Critique sur la série complète
Proche de l'imaginaire des classiques de l'Héroic-Fantasy,
Elias le maudit possède son lot de figures ressassées. Une quête, de la sorcellerie, des créatures fantastiques, des monstres hideux et une galerie de compagnons d'aventure plutôt communs (un zwerg, sorte de lutin anthropophage, un colosse du pays des glaces et une superbe femme médecin). Et dans mon esprit sectaire, il n'y avait que fort peu de chances qu'il s'extraie de l'inépuisable salmigondis de pauvretés que peut produire un genre si fécond. Imbécile de moi ! Car sans faire preuve d'une abondante originalité, cette série possède néanmoins quelques atouts et tire plus qu'honorablement son épingle du jeu.
La trame imaginée par
Sylviane Corgiat est réellement captivante et elle a insufflé à son récit une atmosphère très noire et des plus étouffante. le héros évolue dans un monde décadent en proie aux épidémies, un univers obscurantiste, sauvage et violent. Antipathique et impitoyable, cet ancien roi conquérant assoiffé de pouvoir est plus méchant que les méchants et nous épargne ainsi un manichéisme rédhibitoire. Ici, c'est le mal contre le mal. On se bat, pille, brûle, torture et tue. On ne rigole pas souvent et c'est tant mieux.

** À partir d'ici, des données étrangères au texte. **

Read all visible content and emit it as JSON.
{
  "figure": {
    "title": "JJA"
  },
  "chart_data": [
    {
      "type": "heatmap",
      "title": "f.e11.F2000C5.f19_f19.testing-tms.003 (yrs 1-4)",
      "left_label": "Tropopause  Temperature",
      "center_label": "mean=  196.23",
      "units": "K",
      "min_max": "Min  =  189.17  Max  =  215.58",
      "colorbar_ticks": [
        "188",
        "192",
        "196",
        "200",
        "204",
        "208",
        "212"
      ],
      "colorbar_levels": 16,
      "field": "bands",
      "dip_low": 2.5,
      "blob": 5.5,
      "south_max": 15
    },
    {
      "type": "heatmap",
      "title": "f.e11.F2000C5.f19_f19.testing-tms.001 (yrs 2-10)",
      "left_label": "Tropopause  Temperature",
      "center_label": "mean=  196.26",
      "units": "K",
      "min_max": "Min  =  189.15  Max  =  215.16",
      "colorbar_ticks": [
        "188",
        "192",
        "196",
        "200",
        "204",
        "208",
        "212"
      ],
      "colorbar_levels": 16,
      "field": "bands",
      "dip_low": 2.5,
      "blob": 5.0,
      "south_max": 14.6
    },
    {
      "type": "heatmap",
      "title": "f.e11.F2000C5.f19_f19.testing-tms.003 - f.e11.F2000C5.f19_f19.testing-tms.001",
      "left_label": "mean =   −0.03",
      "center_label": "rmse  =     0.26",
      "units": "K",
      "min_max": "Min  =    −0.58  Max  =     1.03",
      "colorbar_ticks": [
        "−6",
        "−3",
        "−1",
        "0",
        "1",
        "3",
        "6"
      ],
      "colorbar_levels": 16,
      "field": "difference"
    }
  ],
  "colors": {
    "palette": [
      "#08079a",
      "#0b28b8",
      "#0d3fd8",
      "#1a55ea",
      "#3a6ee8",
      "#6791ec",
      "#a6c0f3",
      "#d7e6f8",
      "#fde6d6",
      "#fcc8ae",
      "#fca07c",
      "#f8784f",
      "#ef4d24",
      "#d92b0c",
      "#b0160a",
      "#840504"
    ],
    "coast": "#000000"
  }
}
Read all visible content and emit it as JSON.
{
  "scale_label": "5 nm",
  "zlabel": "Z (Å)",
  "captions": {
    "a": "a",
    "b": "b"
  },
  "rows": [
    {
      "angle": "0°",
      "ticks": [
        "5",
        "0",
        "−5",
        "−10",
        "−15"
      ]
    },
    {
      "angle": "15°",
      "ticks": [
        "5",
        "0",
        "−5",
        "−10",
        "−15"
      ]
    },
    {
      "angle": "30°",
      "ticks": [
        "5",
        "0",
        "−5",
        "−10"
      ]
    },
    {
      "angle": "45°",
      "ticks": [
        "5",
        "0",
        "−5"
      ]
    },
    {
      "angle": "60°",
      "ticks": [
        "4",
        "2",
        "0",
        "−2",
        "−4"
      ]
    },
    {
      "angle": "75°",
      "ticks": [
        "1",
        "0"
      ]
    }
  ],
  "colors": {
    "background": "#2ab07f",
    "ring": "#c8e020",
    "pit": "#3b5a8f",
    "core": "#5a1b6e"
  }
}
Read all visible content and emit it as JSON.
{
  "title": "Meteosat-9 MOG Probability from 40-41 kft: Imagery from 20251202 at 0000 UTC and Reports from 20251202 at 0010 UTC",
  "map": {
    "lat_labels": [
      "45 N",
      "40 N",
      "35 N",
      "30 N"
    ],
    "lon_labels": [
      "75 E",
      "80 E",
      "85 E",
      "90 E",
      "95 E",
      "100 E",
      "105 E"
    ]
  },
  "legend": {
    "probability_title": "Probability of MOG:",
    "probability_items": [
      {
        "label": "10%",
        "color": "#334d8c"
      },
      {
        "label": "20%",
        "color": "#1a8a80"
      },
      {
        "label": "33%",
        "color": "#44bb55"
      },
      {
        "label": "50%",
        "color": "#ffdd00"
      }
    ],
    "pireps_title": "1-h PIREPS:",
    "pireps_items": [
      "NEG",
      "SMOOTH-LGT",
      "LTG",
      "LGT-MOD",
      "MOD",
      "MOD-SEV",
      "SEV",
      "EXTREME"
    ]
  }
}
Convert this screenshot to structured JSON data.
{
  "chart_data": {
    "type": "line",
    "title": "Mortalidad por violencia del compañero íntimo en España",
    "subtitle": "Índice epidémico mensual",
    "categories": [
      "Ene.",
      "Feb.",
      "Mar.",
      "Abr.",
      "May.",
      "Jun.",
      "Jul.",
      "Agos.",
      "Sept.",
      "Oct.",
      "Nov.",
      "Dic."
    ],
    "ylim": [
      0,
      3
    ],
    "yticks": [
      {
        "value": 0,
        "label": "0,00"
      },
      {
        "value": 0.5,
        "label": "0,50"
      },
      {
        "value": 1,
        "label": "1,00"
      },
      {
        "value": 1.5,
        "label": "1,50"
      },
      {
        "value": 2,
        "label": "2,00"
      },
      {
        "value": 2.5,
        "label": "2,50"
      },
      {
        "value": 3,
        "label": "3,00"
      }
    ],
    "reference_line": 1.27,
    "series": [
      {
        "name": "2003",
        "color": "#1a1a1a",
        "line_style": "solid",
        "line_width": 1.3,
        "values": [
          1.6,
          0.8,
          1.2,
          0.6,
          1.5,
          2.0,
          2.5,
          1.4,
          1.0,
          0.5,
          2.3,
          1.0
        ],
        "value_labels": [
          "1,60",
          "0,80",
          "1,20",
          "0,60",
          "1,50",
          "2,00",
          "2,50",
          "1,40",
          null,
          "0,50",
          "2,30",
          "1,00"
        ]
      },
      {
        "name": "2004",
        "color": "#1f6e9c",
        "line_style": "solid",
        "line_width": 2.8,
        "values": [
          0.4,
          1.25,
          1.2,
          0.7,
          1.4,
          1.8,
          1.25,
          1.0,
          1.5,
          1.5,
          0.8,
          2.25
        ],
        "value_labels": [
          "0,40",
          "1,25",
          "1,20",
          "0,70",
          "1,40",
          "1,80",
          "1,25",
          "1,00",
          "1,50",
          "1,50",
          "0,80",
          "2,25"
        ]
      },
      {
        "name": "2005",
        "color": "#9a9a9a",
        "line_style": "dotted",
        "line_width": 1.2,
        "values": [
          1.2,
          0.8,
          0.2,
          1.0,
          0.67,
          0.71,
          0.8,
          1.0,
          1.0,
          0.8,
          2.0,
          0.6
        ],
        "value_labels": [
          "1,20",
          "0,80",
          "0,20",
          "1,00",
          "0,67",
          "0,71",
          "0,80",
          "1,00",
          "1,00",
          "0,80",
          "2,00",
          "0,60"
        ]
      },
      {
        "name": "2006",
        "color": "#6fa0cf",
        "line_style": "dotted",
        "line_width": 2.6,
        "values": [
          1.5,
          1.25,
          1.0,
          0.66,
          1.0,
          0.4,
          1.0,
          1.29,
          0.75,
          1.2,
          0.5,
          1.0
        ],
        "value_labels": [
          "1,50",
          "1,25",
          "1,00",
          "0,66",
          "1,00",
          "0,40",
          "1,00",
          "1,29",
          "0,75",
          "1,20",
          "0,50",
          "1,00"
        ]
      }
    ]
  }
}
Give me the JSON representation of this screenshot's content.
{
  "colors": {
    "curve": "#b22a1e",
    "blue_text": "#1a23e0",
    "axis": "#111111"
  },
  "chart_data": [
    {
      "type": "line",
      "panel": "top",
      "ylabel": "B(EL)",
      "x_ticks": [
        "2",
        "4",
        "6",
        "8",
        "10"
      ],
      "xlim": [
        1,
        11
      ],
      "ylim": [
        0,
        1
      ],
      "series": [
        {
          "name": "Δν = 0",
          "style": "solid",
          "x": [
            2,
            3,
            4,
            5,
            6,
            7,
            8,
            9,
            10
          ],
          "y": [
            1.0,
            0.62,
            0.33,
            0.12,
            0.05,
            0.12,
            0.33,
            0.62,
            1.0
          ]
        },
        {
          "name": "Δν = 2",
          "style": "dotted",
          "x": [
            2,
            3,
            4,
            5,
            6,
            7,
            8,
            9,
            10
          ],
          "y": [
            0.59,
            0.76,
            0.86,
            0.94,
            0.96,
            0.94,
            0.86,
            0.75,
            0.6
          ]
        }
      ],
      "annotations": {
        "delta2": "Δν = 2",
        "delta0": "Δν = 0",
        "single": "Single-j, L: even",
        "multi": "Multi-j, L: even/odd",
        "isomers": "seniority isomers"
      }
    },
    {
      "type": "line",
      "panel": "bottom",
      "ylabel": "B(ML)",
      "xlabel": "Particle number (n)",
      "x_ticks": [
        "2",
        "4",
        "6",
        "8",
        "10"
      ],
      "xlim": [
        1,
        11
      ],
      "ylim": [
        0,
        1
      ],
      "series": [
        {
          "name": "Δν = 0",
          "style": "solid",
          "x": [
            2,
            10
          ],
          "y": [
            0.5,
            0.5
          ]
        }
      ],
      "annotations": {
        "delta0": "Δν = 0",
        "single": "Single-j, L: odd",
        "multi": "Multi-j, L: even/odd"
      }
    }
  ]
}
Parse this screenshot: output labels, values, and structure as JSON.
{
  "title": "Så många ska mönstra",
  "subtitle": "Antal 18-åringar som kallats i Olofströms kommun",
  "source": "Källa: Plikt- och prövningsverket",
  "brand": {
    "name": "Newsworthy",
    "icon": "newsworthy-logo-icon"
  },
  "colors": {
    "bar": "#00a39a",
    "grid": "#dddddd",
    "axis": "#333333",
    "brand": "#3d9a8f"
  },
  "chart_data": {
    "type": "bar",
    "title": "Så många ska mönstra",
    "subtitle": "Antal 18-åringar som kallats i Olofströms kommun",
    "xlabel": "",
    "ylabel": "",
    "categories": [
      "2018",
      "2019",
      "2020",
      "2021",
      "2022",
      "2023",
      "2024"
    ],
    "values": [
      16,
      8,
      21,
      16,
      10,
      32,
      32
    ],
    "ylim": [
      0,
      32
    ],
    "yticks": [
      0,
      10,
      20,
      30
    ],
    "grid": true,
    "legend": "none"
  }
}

Il est également appréciable de constater avec quelle intelligence la scénariste a exploité la composante occulte. L'histoire ne baigne pas dans une ambiance de magie permanente, à l'image d'un Lanfeust par exemple. Son emploi est tout en retenue, la plupart du temps légitime et n'est pas prétexte à des scènes exclusivement concoctées pour justifier une étiquette fantasy pur jus. Encore une fois, c'est tant mieux.
Le graphisme de
Corrado Mastantuono, s'il ne fait pas preuve d'une grande personnalité, est tout de même percutant. Quelquefois inégal, plutôt précis et très dynamique, il s'appuie sur un découpage assez inventif pour donner tout son rythme à la narration. On le sent très légèrement évoluer au cours de l'aventure, la ligne se devinant plus assurée et débarrassée de ses quelques inconstances. La colorisation est plaisante, sans fioriture et ses tonalités sombres s'adaptent parfaitement à l'esprit de l'ensemble.
Si tous les éléments propres au genre sont bien présents, les auteurs ont su raisonnablement s'écarter des sentiers battus pour éviter habilement l'écueil des poncifs. L'oeuvre qu'ils nous livrent en devient palpitante au point qu'il est difficile de sortir son nez des trois tomes avant d'avoir clos le dernier.